Cami put boxes of crackers and cold cereal in an upper cabinet and then made herself march to the end of the counter where she’d dropped her Birkin bag on the first trip in from the garage. With a grimace of dread, she took out her phone. She’d fully charged it at the cabin and turned it off when they left.

As soon as she turned it on, there would be a flood of frantic calls, texts and messages to deal with. Up on the mountain, it had been so easy to tune out the real world. Not anymore. The time had come to deal with everyone she’d been trying not to think about. They were going to be very upset with her when they found out that she had purposely avoided dealing with them since Saturday afternoon.

She was still standing there with the powered-off phone in her hand when Garrett emerged from the laundry room.

“That is not a happy face.” He put his arm around her.

She leaned into his solid strength, breathed in his woodsy scent and made herself smile up at him. “I think I’ll just go out and sit on that back deck while I make a few calls.”

“Anything I can do to help?”

Take me back up the mountain. We’ll stay there forever, just you and me and Munchy. “Thanks, but I think this is something I need to deal with myself.”

* * *

Garrett got busy putting his gear away in the garage.

When he returned to the kitchen, she was still outside, pacing back and forth across the wide patio tiles, the phone to her ear. Munch, panting anxiously, trailed along behind her. Garrett stood at the glass door admiring the shine to her thick gold hair. How could she be so pretty even in his ill-fitting old jeans and faded shirt?

When she glanced over and saw him watching her, she gave him a quick wave and went back to her pacing. It looked like the phone calls were going to take a while.

He finished putting the kitchen stuff away and made them some sandwiches. When she finally came inside, she went straight to the end of the counter and stuck her phone back in her giant purse.

“You made lunch,” she said, her eyes worried, her smile way too bright.

“Come on.” He pulled out one of the high padded chairs at the kitchen island. “Everything will look better after you eat.”

She got up on the stool. “Yum. I’m so hungry.”

He let her polish off half of her turkey on rye before he asked, “So.

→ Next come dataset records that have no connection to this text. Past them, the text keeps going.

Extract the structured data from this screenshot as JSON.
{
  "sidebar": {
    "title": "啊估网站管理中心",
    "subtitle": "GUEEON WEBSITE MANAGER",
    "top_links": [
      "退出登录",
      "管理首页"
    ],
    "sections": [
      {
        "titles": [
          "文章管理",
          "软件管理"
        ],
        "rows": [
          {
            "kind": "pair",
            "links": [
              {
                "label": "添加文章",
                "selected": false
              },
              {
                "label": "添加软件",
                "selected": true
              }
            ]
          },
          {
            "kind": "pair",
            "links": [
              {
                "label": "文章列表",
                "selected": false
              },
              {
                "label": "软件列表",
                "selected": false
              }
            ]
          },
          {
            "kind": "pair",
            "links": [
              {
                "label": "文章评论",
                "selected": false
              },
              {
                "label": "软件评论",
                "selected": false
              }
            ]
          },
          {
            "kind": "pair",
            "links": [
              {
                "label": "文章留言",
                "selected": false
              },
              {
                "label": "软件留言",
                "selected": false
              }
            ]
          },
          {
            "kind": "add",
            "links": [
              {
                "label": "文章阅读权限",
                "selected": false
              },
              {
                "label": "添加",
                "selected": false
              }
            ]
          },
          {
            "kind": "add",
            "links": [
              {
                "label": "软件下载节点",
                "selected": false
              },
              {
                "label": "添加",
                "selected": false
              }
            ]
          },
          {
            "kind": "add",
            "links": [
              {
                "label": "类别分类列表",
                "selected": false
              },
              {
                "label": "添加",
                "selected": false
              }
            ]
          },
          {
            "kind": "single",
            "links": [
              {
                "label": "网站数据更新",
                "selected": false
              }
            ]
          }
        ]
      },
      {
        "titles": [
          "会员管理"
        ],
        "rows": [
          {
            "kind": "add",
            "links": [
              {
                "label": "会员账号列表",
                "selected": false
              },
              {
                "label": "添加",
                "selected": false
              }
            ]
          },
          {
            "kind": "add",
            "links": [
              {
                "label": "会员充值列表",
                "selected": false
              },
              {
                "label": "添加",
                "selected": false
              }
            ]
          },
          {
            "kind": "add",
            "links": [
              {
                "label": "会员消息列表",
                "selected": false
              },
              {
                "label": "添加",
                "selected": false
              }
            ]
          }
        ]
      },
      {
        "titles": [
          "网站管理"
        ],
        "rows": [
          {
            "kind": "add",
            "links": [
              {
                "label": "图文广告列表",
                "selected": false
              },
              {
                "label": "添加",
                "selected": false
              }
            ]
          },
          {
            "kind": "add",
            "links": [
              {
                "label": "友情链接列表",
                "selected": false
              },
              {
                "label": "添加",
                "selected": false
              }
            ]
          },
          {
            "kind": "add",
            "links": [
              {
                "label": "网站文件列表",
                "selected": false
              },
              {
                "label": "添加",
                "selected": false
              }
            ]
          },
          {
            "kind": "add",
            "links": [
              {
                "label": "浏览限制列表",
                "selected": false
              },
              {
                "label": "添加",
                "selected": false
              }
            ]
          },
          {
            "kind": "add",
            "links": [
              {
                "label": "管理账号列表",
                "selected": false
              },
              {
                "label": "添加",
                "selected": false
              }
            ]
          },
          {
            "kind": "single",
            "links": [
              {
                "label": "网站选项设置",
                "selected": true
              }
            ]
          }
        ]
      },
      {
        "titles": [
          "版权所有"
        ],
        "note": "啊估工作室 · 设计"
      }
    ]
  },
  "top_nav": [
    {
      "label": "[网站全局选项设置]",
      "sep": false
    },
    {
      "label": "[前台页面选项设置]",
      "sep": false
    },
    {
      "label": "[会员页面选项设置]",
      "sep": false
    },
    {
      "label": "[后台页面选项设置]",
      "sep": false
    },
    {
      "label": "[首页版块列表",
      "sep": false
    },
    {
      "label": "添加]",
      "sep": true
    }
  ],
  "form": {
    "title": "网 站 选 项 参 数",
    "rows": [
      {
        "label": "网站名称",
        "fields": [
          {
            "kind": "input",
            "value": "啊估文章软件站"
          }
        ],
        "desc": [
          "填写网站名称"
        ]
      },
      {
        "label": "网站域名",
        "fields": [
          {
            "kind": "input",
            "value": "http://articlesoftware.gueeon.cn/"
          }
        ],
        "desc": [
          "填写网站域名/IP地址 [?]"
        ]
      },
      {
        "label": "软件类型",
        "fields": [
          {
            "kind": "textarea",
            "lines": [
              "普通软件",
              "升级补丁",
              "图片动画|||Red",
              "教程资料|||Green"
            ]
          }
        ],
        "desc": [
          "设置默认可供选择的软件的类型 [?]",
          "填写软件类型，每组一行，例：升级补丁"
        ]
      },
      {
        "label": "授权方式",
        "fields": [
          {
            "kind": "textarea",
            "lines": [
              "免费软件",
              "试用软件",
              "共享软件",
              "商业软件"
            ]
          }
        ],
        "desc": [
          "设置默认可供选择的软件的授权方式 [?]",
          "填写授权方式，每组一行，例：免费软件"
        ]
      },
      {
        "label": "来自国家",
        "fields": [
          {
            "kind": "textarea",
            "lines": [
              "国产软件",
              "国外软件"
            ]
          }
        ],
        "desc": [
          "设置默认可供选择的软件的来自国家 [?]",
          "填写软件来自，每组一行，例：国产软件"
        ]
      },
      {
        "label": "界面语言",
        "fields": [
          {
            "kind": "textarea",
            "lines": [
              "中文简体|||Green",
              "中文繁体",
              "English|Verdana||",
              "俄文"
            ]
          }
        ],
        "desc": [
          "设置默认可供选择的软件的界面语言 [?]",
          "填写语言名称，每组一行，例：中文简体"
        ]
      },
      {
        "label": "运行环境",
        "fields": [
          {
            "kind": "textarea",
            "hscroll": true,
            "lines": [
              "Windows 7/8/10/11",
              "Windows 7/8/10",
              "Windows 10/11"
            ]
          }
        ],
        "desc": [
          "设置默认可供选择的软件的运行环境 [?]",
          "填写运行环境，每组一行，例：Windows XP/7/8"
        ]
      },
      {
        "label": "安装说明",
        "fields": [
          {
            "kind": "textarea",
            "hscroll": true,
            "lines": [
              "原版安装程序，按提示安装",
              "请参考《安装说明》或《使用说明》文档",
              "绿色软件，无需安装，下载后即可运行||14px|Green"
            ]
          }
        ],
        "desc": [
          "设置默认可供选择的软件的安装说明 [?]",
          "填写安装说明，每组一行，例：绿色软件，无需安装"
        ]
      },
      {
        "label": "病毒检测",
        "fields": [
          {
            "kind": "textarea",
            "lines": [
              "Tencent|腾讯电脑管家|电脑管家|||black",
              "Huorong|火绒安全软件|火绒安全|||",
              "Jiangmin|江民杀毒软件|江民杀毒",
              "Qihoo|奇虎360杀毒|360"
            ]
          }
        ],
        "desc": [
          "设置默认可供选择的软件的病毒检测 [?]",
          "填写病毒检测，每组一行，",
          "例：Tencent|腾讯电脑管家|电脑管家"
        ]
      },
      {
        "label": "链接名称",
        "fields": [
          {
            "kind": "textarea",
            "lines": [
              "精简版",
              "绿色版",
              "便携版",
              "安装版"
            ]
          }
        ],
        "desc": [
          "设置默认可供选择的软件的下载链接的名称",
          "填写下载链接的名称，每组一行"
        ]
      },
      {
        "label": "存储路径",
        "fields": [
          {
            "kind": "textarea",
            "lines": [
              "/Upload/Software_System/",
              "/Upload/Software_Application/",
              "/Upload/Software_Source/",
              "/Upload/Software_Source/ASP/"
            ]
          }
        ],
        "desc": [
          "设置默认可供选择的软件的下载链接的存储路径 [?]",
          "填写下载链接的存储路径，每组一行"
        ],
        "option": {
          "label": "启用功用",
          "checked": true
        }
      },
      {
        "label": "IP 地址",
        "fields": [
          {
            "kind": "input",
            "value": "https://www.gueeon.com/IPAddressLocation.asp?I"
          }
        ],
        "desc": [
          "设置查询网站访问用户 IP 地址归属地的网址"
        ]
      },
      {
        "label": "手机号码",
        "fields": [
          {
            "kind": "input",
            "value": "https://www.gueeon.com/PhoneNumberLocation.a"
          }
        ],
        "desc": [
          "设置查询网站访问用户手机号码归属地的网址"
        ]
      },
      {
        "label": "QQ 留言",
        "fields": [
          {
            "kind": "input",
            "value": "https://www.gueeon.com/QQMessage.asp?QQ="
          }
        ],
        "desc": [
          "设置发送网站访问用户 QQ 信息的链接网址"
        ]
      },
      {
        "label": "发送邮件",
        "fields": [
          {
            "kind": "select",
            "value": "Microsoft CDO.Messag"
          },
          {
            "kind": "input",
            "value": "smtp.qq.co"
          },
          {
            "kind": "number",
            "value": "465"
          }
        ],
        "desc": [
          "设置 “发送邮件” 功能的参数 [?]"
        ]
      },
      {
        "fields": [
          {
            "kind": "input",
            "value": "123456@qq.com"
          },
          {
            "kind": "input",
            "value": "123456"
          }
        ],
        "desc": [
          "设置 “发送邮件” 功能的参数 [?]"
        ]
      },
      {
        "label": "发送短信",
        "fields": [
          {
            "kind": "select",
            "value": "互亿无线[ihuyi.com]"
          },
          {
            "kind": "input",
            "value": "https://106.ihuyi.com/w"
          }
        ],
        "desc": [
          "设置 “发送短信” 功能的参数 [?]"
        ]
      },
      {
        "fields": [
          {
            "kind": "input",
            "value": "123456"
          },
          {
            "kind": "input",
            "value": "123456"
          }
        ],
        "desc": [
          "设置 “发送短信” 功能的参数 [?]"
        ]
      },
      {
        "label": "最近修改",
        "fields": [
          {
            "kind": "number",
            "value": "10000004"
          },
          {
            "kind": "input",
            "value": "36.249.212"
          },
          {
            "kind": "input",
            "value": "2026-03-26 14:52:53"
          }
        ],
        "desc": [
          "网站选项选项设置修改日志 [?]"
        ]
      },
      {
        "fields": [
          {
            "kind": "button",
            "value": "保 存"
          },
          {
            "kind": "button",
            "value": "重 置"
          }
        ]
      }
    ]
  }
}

Want to talk about it?”

She gave a tiny shrug. “My parents are furious. They demanded I return to Denver immediately. I told them I’m not coming back except to close up my condo and pick up my stuff.”

He touched her arm in reassurance. “I’m sorry, Cami.”

“Yeah.” She forced another sad little smile. “Me, too.”

“How was it with Charles?”

“Not much better—scratch that. Worse. He said he had to see me immediately, that we had to talk.”

“Don’t let the guy bully you.”

“I’m not. I told him I needed to think about the whole face-to-face idea. I made it clear that I wasn’t coming back, so there really was no point in us meeting. He was calling me bad names when I hung up.”

“What an ass.”

“Well, I did leave the guy at that altar, after all.”

“And now he wants to talk about that? What’s the point?”

Now she was the one putting her hand on his arm. It felt really good there. “I don’t know, Garrett. I mean, I love that you’re on my side, but I do feel guilty about running away. It had to be pretty awful for him.”

“Talking about it with him isn’t going to fix anything.”

“I know you’re right. But as I said, I haven’t decided whether to talk to him or not.”

“If you do decide to see him, meet him here.”

“Why?”

“I should be close by, just in case.”

She patted his arm and then picked up the other half of her sandwich. “At least my maid of honor was understanding. She promised she’d call my other bridesmaids and tell them I’m okay. It’s so weird.” She stared thoughtfully down at the triangle of sandwich in her hands. “I like my maid of honor, but I never felt all that close to her. It’s as if, in Denver, I was just going through the motions, acting out living a life that wasn’t really mine—oh, and, apparently, I’m a missing person, so I guess I need to go see the police and explain how I’m not so missing, after all.”

“That, I can definitely help you with.”